2 Cor 9, 6 – 10; Sal 111; Jn 12, 24-26.

“Si el grano de trigo no cae en tierra y muere, queda él solo; pero si muere, da mucho fruto”

De seguro este texto nos resulta muy familiar, incluso se ha musicalizado para nuestra celebraciones eucarísticas.

En él, Jesús nos anticipa la “hora” en que será glorificado, que en el evangelio de san Juan se refiere al misterio pascual: pasión, muerte y resurrección.

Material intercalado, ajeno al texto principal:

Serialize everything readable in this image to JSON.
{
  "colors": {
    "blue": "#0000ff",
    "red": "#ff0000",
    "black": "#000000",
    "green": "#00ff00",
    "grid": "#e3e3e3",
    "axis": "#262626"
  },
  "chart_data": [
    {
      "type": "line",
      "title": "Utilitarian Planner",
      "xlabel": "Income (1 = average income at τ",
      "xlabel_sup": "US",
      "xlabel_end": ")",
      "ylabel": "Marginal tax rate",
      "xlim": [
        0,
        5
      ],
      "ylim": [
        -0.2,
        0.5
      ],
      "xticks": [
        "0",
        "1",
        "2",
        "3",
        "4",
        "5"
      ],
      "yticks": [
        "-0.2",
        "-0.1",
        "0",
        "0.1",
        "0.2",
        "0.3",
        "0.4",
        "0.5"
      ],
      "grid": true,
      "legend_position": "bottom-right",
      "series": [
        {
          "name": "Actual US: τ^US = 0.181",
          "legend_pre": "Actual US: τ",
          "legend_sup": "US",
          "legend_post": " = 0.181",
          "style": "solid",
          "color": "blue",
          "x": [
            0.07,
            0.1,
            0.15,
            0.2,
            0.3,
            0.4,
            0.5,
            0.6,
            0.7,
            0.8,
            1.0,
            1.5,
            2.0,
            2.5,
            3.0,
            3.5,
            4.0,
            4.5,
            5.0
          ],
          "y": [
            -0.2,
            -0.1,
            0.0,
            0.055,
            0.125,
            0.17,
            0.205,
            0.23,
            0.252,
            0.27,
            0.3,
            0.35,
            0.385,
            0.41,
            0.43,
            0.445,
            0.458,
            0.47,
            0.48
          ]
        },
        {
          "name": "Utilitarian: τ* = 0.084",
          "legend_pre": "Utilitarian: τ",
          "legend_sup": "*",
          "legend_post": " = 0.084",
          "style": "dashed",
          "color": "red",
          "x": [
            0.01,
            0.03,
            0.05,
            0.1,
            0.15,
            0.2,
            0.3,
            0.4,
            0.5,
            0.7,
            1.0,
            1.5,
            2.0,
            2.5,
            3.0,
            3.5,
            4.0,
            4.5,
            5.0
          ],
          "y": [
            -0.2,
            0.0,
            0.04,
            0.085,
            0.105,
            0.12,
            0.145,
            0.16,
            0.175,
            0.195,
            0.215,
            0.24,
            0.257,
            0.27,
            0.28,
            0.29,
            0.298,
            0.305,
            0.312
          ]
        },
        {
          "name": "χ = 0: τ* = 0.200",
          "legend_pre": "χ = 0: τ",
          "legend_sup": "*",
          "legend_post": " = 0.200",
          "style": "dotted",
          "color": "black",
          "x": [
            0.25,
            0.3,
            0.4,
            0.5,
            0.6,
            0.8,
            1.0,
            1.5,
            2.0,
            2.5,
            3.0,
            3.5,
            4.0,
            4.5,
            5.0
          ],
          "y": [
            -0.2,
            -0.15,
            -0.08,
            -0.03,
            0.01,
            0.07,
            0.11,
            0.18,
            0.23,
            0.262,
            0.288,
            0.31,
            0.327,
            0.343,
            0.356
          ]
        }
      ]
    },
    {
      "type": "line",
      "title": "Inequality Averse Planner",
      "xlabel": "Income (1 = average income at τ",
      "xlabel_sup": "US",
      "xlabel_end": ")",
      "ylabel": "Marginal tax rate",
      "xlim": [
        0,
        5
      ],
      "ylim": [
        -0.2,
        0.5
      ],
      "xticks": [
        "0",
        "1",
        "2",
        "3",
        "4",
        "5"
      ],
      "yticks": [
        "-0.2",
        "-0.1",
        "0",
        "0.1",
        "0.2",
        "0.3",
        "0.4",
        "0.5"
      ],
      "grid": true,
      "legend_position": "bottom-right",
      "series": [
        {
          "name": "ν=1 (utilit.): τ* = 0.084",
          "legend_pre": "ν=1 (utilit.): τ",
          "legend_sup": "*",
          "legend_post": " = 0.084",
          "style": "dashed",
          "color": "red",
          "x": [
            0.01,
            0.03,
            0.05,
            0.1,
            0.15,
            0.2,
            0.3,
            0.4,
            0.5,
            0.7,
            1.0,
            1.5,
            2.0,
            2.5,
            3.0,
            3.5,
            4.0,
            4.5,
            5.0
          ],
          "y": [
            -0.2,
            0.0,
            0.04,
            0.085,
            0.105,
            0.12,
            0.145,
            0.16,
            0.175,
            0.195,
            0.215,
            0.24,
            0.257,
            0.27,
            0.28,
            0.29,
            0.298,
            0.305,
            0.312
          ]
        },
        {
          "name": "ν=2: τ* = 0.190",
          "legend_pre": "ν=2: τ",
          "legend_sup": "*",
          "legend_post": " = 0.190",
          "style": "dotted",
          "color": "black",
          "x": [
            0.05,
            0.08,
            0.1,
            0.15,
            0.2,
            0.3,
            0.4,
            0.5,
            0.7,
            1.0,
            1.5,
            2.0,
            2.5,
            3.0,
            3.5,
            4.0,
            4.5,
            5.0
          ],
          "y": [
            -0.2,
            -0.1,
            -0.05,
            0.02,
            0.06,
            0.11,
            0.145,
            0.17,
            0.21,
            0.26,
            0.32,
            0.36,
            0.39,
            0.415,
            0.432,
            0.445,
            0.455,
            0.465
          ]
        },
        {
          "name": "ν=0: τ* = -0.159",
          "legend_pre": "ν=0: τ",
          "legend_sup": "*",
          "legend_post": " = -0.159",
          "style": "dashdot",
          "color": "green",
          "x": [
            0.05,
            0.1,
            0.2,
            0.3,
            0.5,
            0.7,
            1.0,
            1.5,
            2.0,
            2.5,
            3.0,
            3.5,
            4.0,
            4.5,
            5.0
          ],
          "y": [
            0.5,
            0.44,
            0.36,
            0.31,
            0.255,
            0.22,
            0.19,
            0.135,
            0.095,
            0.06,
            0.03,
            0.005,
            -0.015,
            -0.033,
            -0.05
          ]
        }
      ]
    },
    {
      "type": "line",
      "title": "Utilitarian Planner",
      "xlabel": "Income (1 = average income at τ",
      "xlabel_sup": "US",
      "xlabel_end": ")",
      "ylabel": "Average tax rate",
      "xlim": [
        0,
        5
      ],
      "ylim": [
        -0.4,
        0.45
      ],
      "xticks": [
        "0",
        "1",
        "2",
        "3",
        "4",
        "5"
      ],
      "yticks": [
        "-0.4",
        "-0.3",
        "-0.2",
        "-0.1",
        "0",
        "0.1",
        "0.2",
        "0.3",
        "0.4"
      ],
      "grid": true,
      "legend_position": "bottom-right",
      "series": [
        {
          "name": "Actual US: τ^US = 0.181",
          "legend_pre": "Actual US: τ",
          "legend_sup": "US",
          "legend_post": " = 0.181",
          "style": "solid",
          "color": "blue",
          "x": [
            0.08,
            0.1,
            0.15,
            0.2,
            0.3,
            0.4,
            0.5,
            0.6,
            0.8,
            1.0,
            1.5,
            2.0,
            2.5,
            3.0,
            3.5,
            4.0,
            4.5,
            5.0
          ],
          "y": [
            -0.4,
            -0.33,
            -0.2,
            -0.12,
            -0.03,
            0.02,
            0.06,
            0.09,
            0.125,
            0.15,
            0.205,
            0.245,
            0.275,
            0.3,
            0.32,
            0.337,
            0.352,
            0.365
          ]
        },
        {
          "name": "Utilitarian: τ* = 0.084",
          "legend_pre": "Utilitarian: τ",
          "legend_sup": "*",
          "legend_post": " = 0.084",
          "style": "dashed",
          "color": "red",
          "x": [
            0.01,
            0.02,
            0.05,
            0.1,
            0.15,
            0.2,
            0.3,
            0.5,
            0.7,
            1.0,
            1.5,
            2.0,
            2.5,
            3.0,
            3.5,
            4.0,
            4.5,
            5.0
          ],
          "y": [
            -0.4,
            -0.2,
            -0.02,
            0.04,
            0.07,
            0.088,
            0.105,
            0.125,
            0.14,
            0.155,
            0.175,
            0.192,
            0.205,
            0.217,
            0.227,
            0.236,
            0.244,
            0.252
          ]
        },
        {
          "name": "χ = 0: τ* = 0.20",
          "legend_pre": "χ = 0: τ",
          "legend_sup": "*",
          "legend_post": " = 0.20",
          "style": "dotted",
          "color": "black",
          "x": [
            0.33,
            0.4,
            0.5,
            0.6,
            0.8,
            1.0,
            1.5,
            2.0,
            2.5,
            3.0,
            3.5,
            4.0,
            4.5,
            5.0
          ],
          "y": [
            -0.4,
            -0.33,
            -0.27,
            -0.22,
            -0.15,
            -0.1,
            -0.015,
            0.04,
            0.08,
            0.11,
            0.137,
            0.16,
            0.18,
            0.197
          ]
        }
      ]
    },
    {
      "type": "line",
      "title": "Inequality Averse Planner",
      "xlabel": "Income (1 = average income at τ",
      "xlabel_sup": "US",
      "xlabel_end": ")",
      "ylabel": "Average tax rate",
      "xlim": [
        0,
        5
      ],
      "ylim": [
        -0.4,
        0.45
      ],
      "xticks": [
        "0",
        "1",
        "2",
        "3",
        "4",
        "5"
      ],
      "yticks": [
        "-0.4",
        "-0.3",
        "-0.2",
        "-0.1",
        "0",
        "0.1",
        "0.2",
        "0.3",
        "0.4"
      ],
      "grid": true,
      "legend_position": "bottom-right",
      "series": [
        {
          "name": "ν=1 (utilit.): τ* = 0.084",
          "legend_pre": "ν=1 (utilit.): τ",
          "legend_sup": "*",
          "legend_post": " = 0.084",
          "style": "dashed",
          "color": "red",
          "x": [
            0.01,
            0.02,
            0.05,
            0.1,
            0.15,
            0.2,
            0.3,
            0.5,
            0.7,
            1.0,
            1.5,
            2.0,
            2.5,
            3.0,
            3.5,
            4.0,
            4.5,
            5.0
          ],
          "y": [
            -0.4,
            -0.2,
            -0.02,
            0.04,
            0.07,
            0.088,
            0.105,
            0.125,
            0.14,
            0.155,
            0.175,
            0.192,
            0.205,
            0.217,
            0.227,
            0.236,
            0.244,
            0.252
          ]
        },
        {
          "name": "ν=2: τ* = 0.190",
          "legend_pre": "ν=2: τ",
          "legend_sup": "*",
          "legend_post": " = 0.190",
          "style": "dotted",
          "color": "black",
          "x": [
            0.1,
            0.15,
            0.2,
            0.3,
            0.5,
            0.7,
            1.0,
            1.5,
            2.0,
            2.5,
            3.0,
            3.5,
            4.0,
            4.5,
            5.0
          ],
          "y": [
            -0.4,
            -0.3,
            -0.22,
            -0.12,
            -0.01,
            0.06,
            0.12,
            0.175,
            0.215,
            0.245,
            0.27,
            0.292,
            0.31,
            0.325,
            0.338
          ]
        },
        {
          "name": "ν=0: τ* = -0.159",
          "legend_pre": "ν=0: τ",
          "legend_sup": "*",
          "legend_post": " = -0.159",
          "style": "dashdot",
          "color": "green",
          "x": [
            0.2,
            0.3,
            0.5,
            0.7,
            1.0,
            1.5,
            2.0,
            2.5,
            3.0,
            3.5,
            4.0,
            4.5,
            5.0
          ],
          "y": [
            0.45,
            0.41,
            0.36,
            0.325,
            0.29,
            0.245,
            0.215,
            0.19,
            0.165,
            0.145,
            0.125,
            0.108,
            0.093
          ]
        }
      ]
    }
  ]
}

Nos habla de la capacidad de saber renunciar a aquello –una cosa o una persona– que puede suponernos un bien, pero que también puede ser motivo de tentación para alejarnos de Dios, para ocupar su lugar, haciéndonos caer en la idolatría. Jesús pronuncia estas palabras en un contexto de lucha interior (los siguientes versículos hablan más claramente de ello), lo que nos muestra que también nosotros, en calidad de discípulos, podemos pasar por situaciones semejantes. Para afrontarlas con éxito es necesario una docilidad de espíritu hacia al Padre y una confianza total y plena en el Señor, para vencer y no sucumbir. No significa que la cosa sea sencilla, porque incluso se pueden vivir sentimientos y pensamientos de contradicción y de duda, creyendo que nada tiene sentido o que andamos perdidos sin rumbo fijo.

Señor, acompáñanos siempre en nuestro caminar e ilumina nuestro sendero. Amén.

Fuente: “Evangelio y Vida”, comentarios a los evangelios. México.